FACES OF DEATH
(director/writer: Daniel Goldhaber; screenwriter: Isa Mazzei; cinematographer: Isaac Bauman; editor: Taylor Levy; music: Gavin Brivik; cast: Barbie Ferreira (Margot), Dacre Montgomery (Arthur, psycho killer), Josie Totah (Samantha, Online Influencer), Aaron Holliday (Ryan), Jermaine Fowler (Margot’s boss), Charlie xcx (Gabby, co-worker), Kurt Yue (Local TV News Anchor), Ash Maeda (Drew); Runtime: 98; MPAA Rating: R; producers: Don Murphy, Susan Montford, Greg Gilreath, Adam Henricks; Shudder release/IFC Films; 2026)
“An unwatchable exploitation film.”
Reviewed by Dennis Schwartz
The low-budget gory faux documentary “Faces of Death” (1978), a follow-up to the 1970 Mondo Film, was a cult film about supposedly real-life and staged murders. It did well money-wise on VHS rentals even if it turned out that everything was staged.
It had seven remakes before its demise in 1999. Daniel Goldhaber (“How to Blow Up a Pipeline”/ “Cam”) and his regular co-writer Isa Mazzei try to bring something new to it but have the same bad results. They shot it three years ago.

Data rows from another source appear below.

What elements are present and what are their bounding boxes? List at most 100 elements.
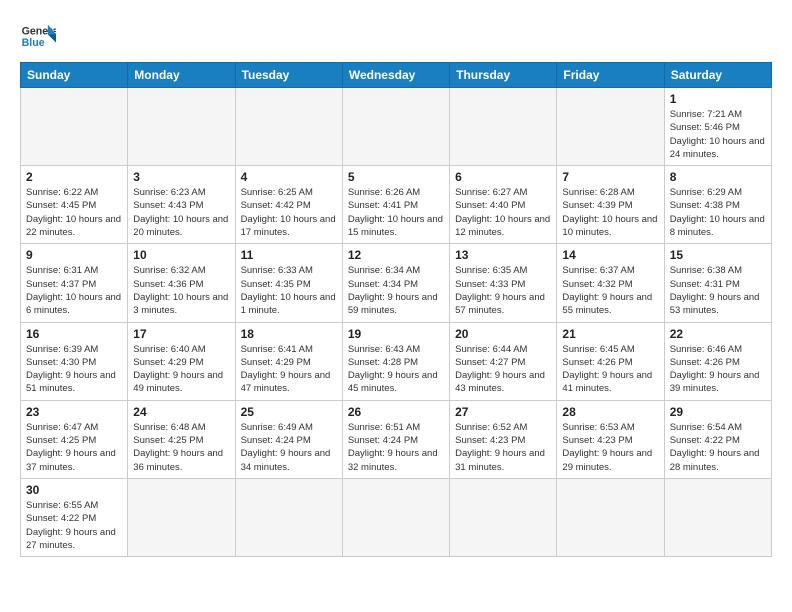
day-cell <box>342 88 449 166</box>
day-cell: 21 Sunrise: 6:45 AM Sunset: 4:26 PM Dayli… <box>557 322 664 400</box>
day-number: 2 <box>26 170 122 184</box>
day-cell: 2 Sunrise: 6:22 AM Sunset: 4:45 PM Daylig… <box>21 166 128 244</box>
day-cell: 30 Sunrise: 6:55 AM Sunset: 4:22 PM Dayli… <box>21 478 128 556</box>
day-number: 21 <box>562 327 658 341</box>
weekday-header-row: Sunday Monday Tuesday Wednesday Thursday… <box>21 63 772 88</box>
day-number: 15 <box>670 248 766 262</box>
day-info: Sunrise: 6:44 AM Sunset: 4:27 PM Dayligh… <box>455 343 551 396</box>
week-row-6: 30 Sunrise: 6:55 AM Sunset: 4:22 PM Dayli… <box>21 478 772 556</box>
col-sunday: Sunday <box>21 63 128 88</box>
day-info: Sunrise: 6:45 AM Sunset: 4:26 PM Dayligh… <box>562 343 658 396</box>
col-wednesday: Wednesday <box>342 63 449 88</box>
day-info: Sunrise: 6:37 AM Sunset: 4:32 PM Dayligh… <box>562 264 658 317</box>
day-info: Sunrise: 6:31 AM Sunset: 4:37 PM Dayligh… <box>26 264 122 317</box>
day-info: Sunrise: 6:34 AM Sunset: 4:34 PM Dayligh… <box>348 264 444 317</box>
day-cell <box>557 478 664 556</box>
day-number: 4 <box>241 170 337 184</box>
day-number: 20 <box>455 327 551 341</box>
day-number: 18 <box>241 327 337 341</box>
day-cell: 25 Sunrise: 6:49 AM Sunset: 4:24 PM Dayli… <box>235 400 342 478</box>
day-number: 25 <box>241 405 337 419</box>
day-cell <box>450 88 557 166</box>
logo: General Blue <box>20 18 56 54</box>
day-number: 1 <box>670 92 766 106</box>
day-info: Sunrise: 6:47 AM Sunset: 4:25 PM Dayligh… <box>26 421 122 474</box>
day-cell <box>342 478 449 556</box>
week-row-3: 9Sunrise: 6:31 AM Sunset: 4:37 PM Daylig… <box>21 244 772 322</box>
day-cell: 15 Sunrise: 6:38 AM Sunset: 4:31 PM Dayli… <box>664 244 771 322</box>
day-info: Sunrise: 6:55 AM Sunset: 4:22 PM Dayligh… <box>26 499 122 552</box>
day-cell: 11Sunrise: 6:33 AM Sunset: 4:35 PM Dayli… <box>235 244 342 322</box>
col-saturday: Saturday <box>664 63 771 88</box>
day-cell: 27 Sunrise: 6:52 AM Sunset: 4:23 PM Dayli… <box>450 400 557 478</box>
day-number: 23 <box>26 405 122 419</box>
day-cell: 18 Sunrise: 6:41 AM Sunset: 4:29 PM Dayli… <box>235 322 342 400</box>
day-cell: 26 Sunrise: 6:51 AM Sunset: 4:24 PM Dayli… <box>342 400 449 478</box>
day-number: 6 <box>455 170 551 184</box>
day-number: 14 <box>562 248 658 262</box>
day-number: 29 <box>670 405 766 419</box>
day-info: Sunrise: 6:38 AM Sunset: 4:31 PM Dayligh… <box>670 264 766 317</box>
day-number: 24 <box>133 405 229 419</box>
day-info: Sunrise: 6:52 AM Sunset: 4:23 PM Dayligh… <box>455 421 551 474</box>
week-row-5: 23 Sunrise: 6:47 AM Sunset: 4:25 PM Dayli… <box>21 400 772 478</box>
day-cell: 20 Sunrise: 6:44 AM Sunset: 4:27 PM Dayli… <box>450 322 557 400</box>
col-tuesday: Tuesday <box>235 63 342 88</box>
day-cell <box>128 88 235 166</box>
day-cell: 6Sunrise: 6:27 AM Sunset: 4:40 PM Daylig… <box>450 166 557 244</box>
day-cell: 9Sunrise: 6:31 AM Sunset: 4:37 PM Daylig… <box>21 244 128 322</box>
day-number: 26 <box>348 405 444 419</box>
day-cell <box>128 478 235 556</box>
day-number: 7 <box>562 170 658 184</box>
col-monday: Monday <box>128 63 235 88</box>
day-cell: 13 Sunrise: 6:35 AM Sunset: 4:33 PM Dayli… <box>450 244 557 322</box>
day-info: Sunrise: 6:48 AM Sunset: 4:25 PM Dayligh… <box>133 421 229 474</box>
day-info: Sunrise: 6:46 AM Sunset: 4:26 PM Dayligh… <box>670 343 766 396</box>
week-row-4: 16 Sunrise: 6:39 AM Sunset: 4:30 PM Dayli… <box>21 322 772 400</box>
day-cell: 3 Sunrise: 6:23 AM Sunset: 4:43 PM Daylig… <box>128 166 235 244</box>
day-cell: 29 Sunrise: 6:54 AM Sunset: 4:22 PM Dayli… <box>664 400 771 478</box>
svg-text:Blue: Blue <box>22 37 45 49</box>
day-cell: 1 Sunrise: 7:21 AM Sunset: 5:46 PM Daylig… <box>664 88 771 166</box>
day-cell: 8Sunrise: 6:29 AM Sunset: 4:38 PM Daylig… <box>664 166 771 244</box>
day-number: 27 <box>455 405 551 419</box>
day-info: Sunrise: 6:41 AM Sunset: 4:29 PM Dayligh… <box>241 343 337 396</box>
day-info: Sunrise: 6:23 AM Sunset: 4:43 PM Dayligh… <box>133 186 229 239</box>
day-cell: 28Sunrise: 6:53 AM Sunset: 4:23 PM Dayli… <box>557 400 664 478</box>
logo-icon: General Blue <box>20 18 56 54</box>
day-number: 5 <box>348 170 444 184</box>
week-row-1: 1 Sunrise: 7:21 AM Sunset: 5:46 PM Daylig… <box>21 88 772 166</box>
day-number: 13 <box>455 248 551 262</box>
day-cell <box>664 478 771 556</box>
day-info: Sunrise: 6:39 AM Sunset: 4:30 PM Dayligh… <box>26 343 122 396</box>
week-row-2: 2 Sunrise: 6:22 AM Sunset: 4:45 PM Daylig… <box>21 166 772 244</box>
day-cell: 22Sunrise: 6:46 AM Sunset: 4:26 PM Dayli… <box>664 322 771 400</box>
day-cell: 16 Sunrise: 6:39 AM Sunset: 4:30 PM Dayli… <box>21 322 128 400</box>
day-number: 10 <box>133 248 229 262</box>
day-info: Sunrise: 7:21 AM Sunset: 5:46 PM Dayligh… <box>670 108 766 161</box>
day-number: 16 <box>26 327 122 341</box>
day-cell: 4 Sunrise: 6:25 AM Sunset: 4:42 PM Daylig… <box>235 166 342 244</box>
day-info: Sunrise: 6:43 AM Sunset: 4:28 PM Dayligh… <box>348 343 444 396</box>
day-cell: 12Sunrise: 6:34 AM Sunset: 4:34 PM Dayli… <box>342 244 449 322</box>
day-info: Sunrise: 6:54 AM Sunset: 4:22 PM Dayligh… <box>670 421 766 474</box>
day-number: 28 <box>562 405 658 419</box>
day-info: Sunrise: 6:49 AM Sunset: 4:24 PM Dayligh… <box>241 421 337 474</box>
day-number: 11 <box>241 248 337 262</box>
day-number: 8 <box>670 170 766 184</box>
day-cell: 19 Sunrise: 6:43 AM Sunset: 4:28 PM Dayli… <box>342 322 449 400</box>
day-cell <box>21 88 128 166</box>
day-info: Sunrise: 6:25 AM Sunset: 4:42 PM Dayligh… <box>241 186 337 239</box>
day-number: 30 <box>26 483 122 497</box>
col-friday: Friday <box>557 63 664 88</box>
day-info: Sunrise: 6:32 AM Sunset: 4:36 PM Dayligh… <box>133 264 229 317</box>
page: General Blue Sunday Monday Tuesday Wedne… <box>0 0 792 567</box>
day-info: Sunrise: 6:51 AM Sunset: 4:24 PM Dayligh… <box>348 421 444 474</box>
day-number: 19 <box>348 327 444 341</box>
day-cell: 14 Sunrise: 6:37 AM Sunset: 4:32 PM Dayli… <box>557 244 664 322</box>
day-info: Sunrise: 6:35 AM Sunset: 4:33 PM Dayligh… <box>455 264 551 317</box>
day-info: Sunrise: 6:40 AM Sunset: 4:29 PM Dayligh… <box>133 343 229 396</box>
day-info: Sunrise: 6:28 AM Sunset: 4:39 PM Dayligh… <box>562 186 658 239</box>
day-info: Sunrise: 6:22 AM Sunset: 4:45 PM Dayligh… <box>26 186 122 239</box>
day-number: 3 <box>133 170 229 184</box>
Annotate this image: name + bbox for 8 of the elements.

The New Orleans resident Margot (Barbie Ferreira) works at Kino Moderation as the moderator of social media videos depicting deplorable online physical and mental situations. Her stomach for such revolting films impresses her boss (Jermaine Fowler), who tells her that he’s in the business to “Give the people what they want!”
Margot acts as an amateur detective as she comes across videos of the grizzly killings from the serial killer Arthur (Dacre Montgomery), a cell phone store manager, who recreates the killings from the Arthur of the 1978 flick. She gets hold of the new Arthur’s videos, with him in red contact lenses and wearing a white stocking mask, as he imprisons several people in cages in his basement. Since her boss won’t let her call the cops, she acts on her own to track the serial killer down and gets into a dangerous situation with the killer.
Margot lives with Ryan (Aaron Holliday), an artist who has a thing for watching misogynist videos, and on the job she deals with the glum stoner Gabby (Charlie xcx). To keep from losing it, Margot loads up on stimulants.
Moving the sleazy film’s story-line to the online world doesn’t make it more tolerable, or socially redeeming, or give it more value. I found it to be an unwatchable exploitation film made by mercenaries for an audience that finds such crap entertaining.